辿り着いた先で出会うのは、人に慣れたねこたちだ。
距離を測るような視線、気まぐれな動き、ふいに預けられる重み。
特別なことは何も起こらないのに、その仕草や温度が、不思議と意識をそこに縫い留める。
ねこをよく知らない語り手の戸惑いも含めて、その描写はどこか可笑しく、やさしい。
読み終えたあとに残るのは、確かな温もりと、少しだけ現実に引き戻される感覚だ。
日常の中にある「立ち止まる時間」の心地よさを、静かに思い出させてくれる作品である。
猫カフェ。そこはこの世とは少しだけ「理」の違った空間である。
主人公は人生で初めてその「異界」とも呼べる場所に足を運ぶことになる。猫というものの生態はよくわかっておらず、野良猫などは目を合わせただけでもすぐに逃げられてしまう。

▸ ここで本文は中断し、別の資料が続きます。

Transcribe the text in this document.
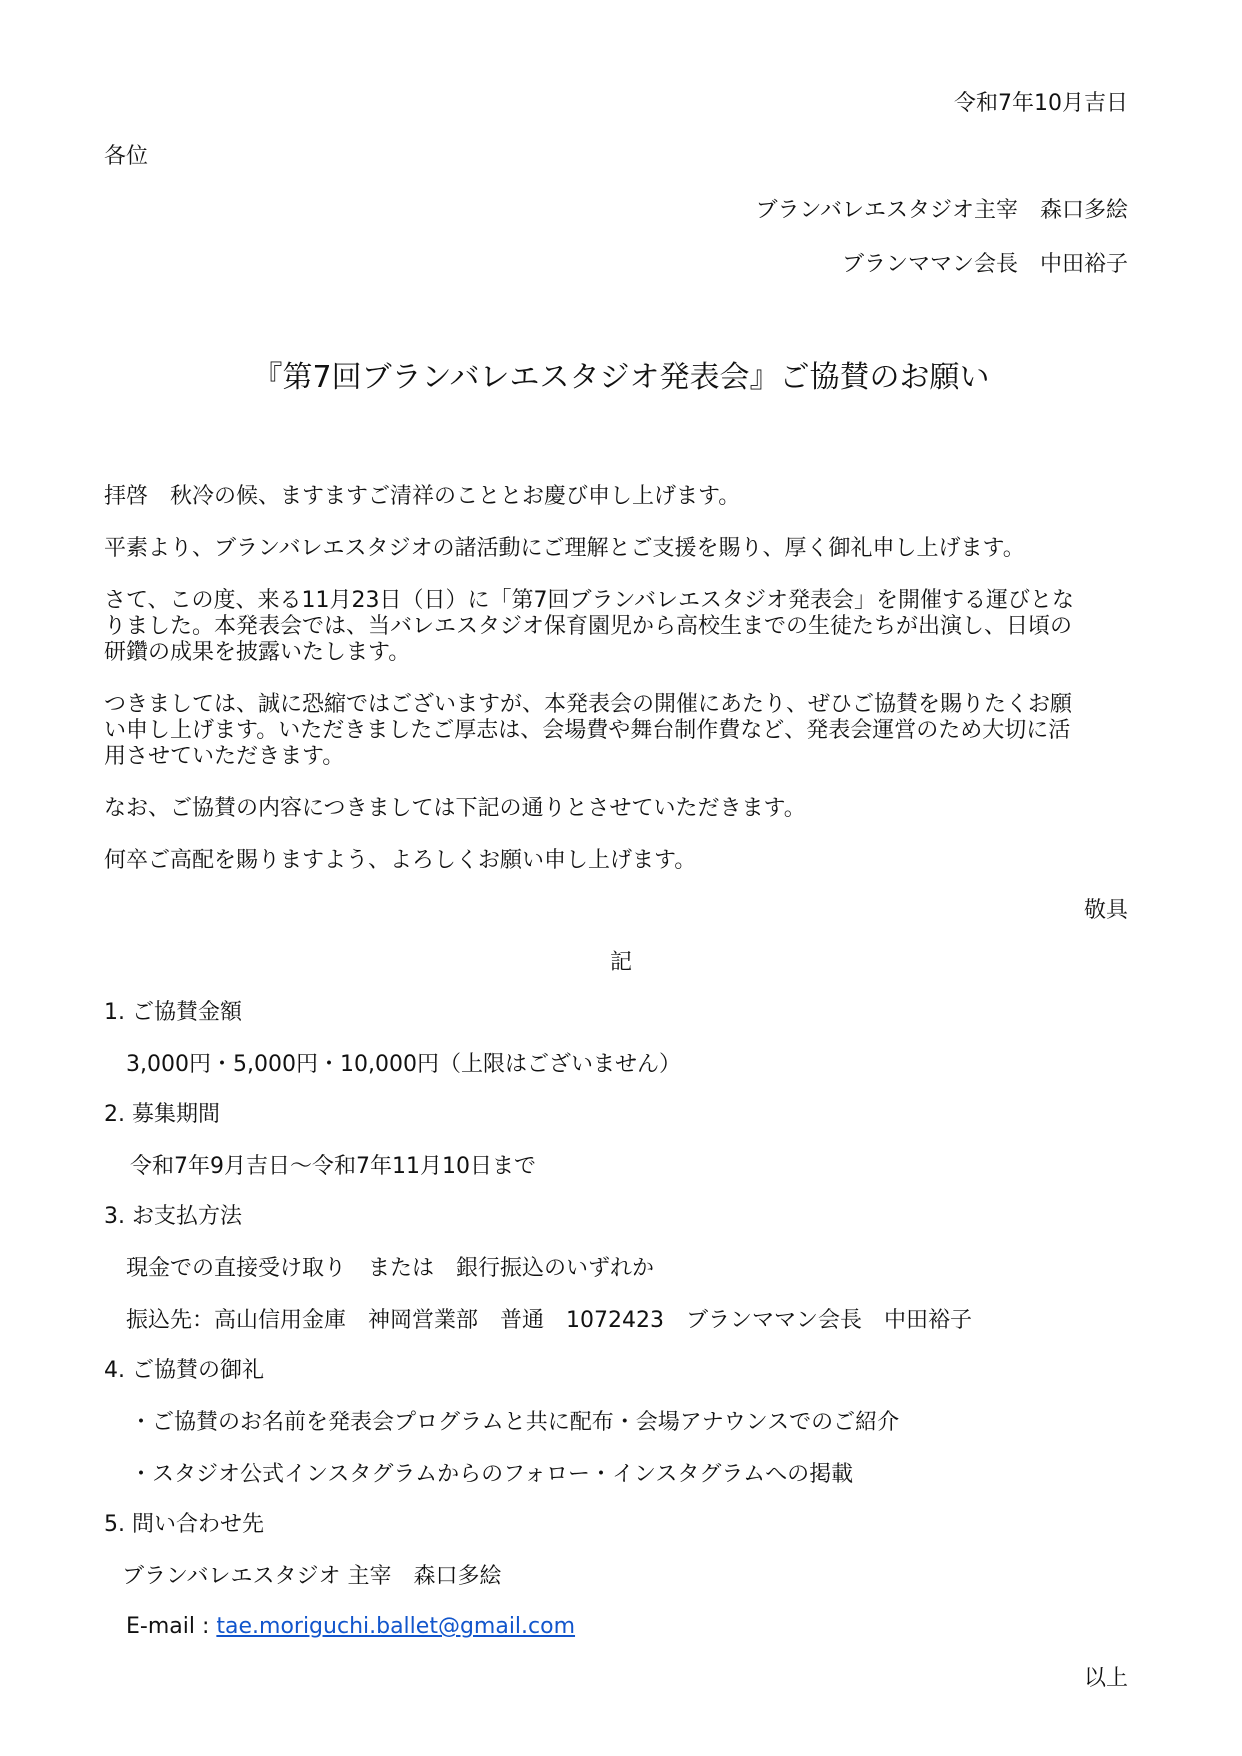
令和7年10月吉日
各位
ブランバレエスタジオ主宰　森口多絵
ブランママン会長　中田裕子
『第7回ブランバレエスタジオ発表会』ご協賛のお願い
拝啓　秋冷の候、ますますご清祥のこととお慶び申し上げます。
平素より、ブランバレエスタジオの諸活動にご理解とご支援を賜り、厚く御礼申し上げます。
さて、この度、来る11月23日（日）に「第7回ブランバレエスタジオ発表会」を開催する運びとな
りました。本発表会では、当バレエスタジオ保育園児から高校生までの生徒たちが出演し、日頃の
研鑽の成果を披露いたします。
つきましては、誠に恐縮ではございますが、本発表会の開催にあたり、ぜひご協賛を賜りたくお願
い申し上げます。いただきましたご厚志は、会場費や舞台制作費など、発表会運営のため大切に活
用させていただきます。
なお、ご協賛の内容につきましては下記の通りとさせていただきます。
何卒ご高配を賜りますよう、よろしくお願い申し上げます。
敬具
記
1. ご協賛金額
3,000円・5,000円・10,000円（上限はございません）
2. 募集期間
令和7年9月吉日〜令和7年11月10日まで
3. お支払方法
現金での直接受け取り　または　銀行振込のいずれか
振込先：高山信用金庫　神岡営業部　普通　1072423　ブランママン会長　中田裕子
4. ご協賛の御礼
・ご協賛のお名前を発表会プログラムと共に配布・会場アナウンスでのご紹介
・スタジオ公式インスタグラムからのフォロー・インスタグラムへの掲載
5. 問い合わせ先
ブランバレエスタジオ 主宰　森口多絵
E-mail : tae.moriguchi.ballet@gmail.com
以上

触れるなんてもっての他。猫とは人を寄せ付けない類の存在だと思って生きてきた。
だが、「その場所」ではすべての理屈が「反転」してしまっていた。
媚びる! 懐く! 顧みる!
本当に、猫カフェで勤務している猫さんたちは、やっぱり「プロ」なのですか、と思いたくなるほどに人間の心を強烈に溶かしてくるものらしく。
どうすると人間が喜ぶか、人間が猫に望むものとは一体何なのか。それらを全て把握した上で行動してくださっているような甘々具合。
そうやってものの見事に猫カフェという異界の魔力に囚われてしまった主人公。
その後、彼女の運命は一体どうなってしまうのか。
「異界」というのは、現世とは少々変わったルールが存在する。そこに留まれば留まるほど、「消費されていくもの」も存在するという。
ホットでスウィートなその場の理に囚われてしまった彼女。彼女が再び外界に出る時、一体どのような変化が起きてしまったか。
「その結末」まで計算して行動しているとしたら、猫さんたち本当に凄すぎる!!!